Patricia Hynes, a lawyer for Fuld, didn’t immediately respond to an e-mail seeking comment.
Lehman said in November that Fuld would get $10 million from insurers as part of an officers-and-directors program paying for the costs of lawsuits. It also said insurers would be asked to pay as much as $90 million in costs for unidentified defendants in civil, criminal and regulatory proceedings.
Lehman has asked the judge to modify bankruptcy law on nine previous occasions to tap its directors-and-officers insurance, according to the Aug. 24 filing.
The bankruptcy case is In re Lehman Brothers Holdings Inc., 08-13555, U.S. Bankruptcy Court, Southern District of New York (Manhattan).
Bank of America Depressed Libor Rates, Schwab Says in Suit
Charles Schwab Corp. (SCHW), the largest independent brokerage by client assets, sued Bank of America Corp., Citigroup Inc. (C) and other banks claiming they manipulated the London interbank offered rate, or Libor, starting in 2007 in violation of U.S. antitrust law.
The lawsuit filed Aug. 23 in federal court in San Francisco, where Schwab is based, claims the banks conspired to depress Libor rates by understating their borrowing costs, thereby lowering their interest expenses on products tied to the rates. The banks “reaped hundreds of millions, if not billions, of dollars in ill-gotten gains,” Schwab wrote.

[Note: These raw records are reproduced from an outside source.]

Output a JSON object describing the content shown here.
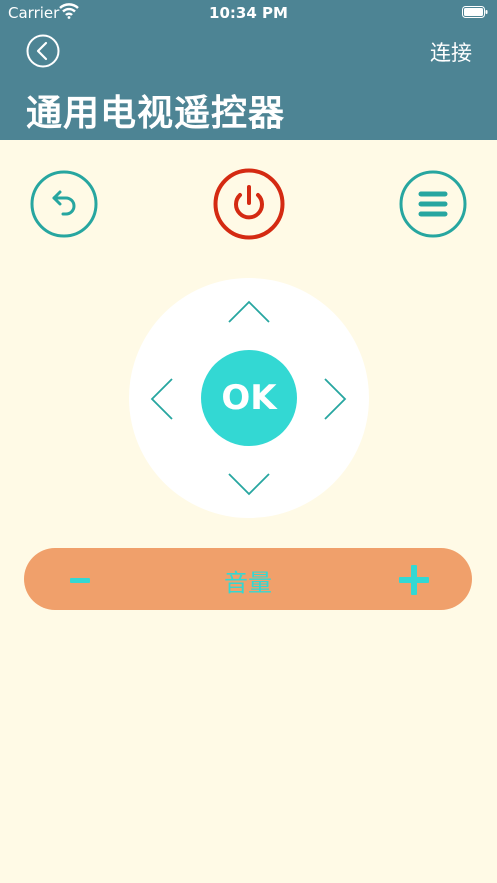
{
  "status_bar": {
    "carrier": "Carrier",
    "time": "10:34 PM"
  },
  "nav": {
    "title": "通用电视遥控器",
    "connect_label": "连接"
  },
  "remote": {
    "ok_label": "OK",
    "volume_label": "音量"
  },
  "colors": {
    "header": "#4d8494",
    "background": "#fffae6",
    "accent_teal": "#33d8d3",
    "icon_teal": "#27a6a0",
    "power_red": "#d42a12",
    "volume_bar": "#f0a06b"
  },
  "icons": [
    "back-icon",
    "return-icon",
    "power-icon",
    "menu-icon",
    "up-arrow-icon",
    "down-arrow-icon",
    "left-arrow-icon",
    "right-arrow-icon",
    "minus-icon",
    "plus-icon"
  ]
}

In separate suits in April, three European asset-management firms and the Carpenters Pension Fund of West Virginia sued the banks claiming they manipulated Libor. U.S. and U.K. officials are cooperating in a probe of possible Libor manipulation, a person close to the investigation said in March.
The Schwab suit seeks unspecified damages, which may be tripled under antitrust law. It also includes claims for racketeering and securities fraud.

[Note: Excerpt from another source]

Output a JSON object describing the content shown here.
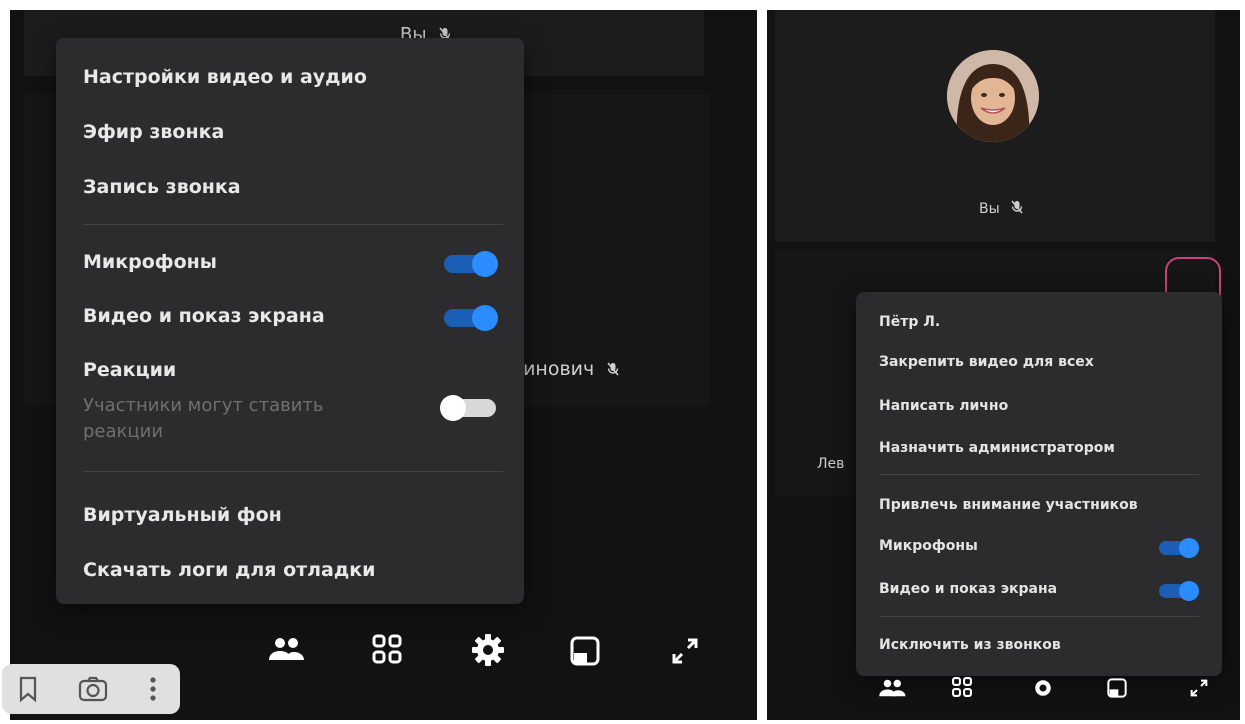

Shirley Norton, a spokeswoman for Charlotte, North Carolina-based Bank of America, and Danielle Romero-Apsilos, a spokeswoman for New York-based Citigroup, didn’t immediately return calls for comment.
The case is Schwab Money Market Fund v. Bank of America Corp. (BAC), 11-cv-4186, U.S. District Court, Northern District of California (San Francisco).
Guaranty Financial Trustee Suit Accuses KBW of Short Sales
The liquidation trustee for Guaranty Financial Group Inc. (GFGFQ) sued KBW Inc. (KBW), claiming that the investment bank used inside information about the Texas lender to short its stock before KBW collapsed.
Kenneth Tepper, the trustee, is seeking to recover $20 million in fees KBW obtained as Guaranty Financial’s investment banker, profit it received from betting against the company’s shares and other damages, according to a suit filed Aug. 24 in New York State Supreme Court in Manhattan.
“KBW’s disregard of its contractual obligations and illegal and improper use of GFG’s and the bank’s material, non- public, confidential, inside information undermined GFG’s efforts to raise capital, one of the very purposes for which KBW had been engaged,” Tepper alleged.
Guaranty Financial, based in Austin, Texas, filed for bankruptcy protection in 2009.
Krista Eccleston, a spokeswoman for New York-based KBW, declined to comment.
The trustee on Aug. 22 sued cardboard-box maker Temple- Inland Inc., which spun off Guaranty Financial in 2007.
The case is Tepper v. Keefe, Bruyette & Woods Inc., 652349-2011, New York State Supreme Court, New York County (Manhattan).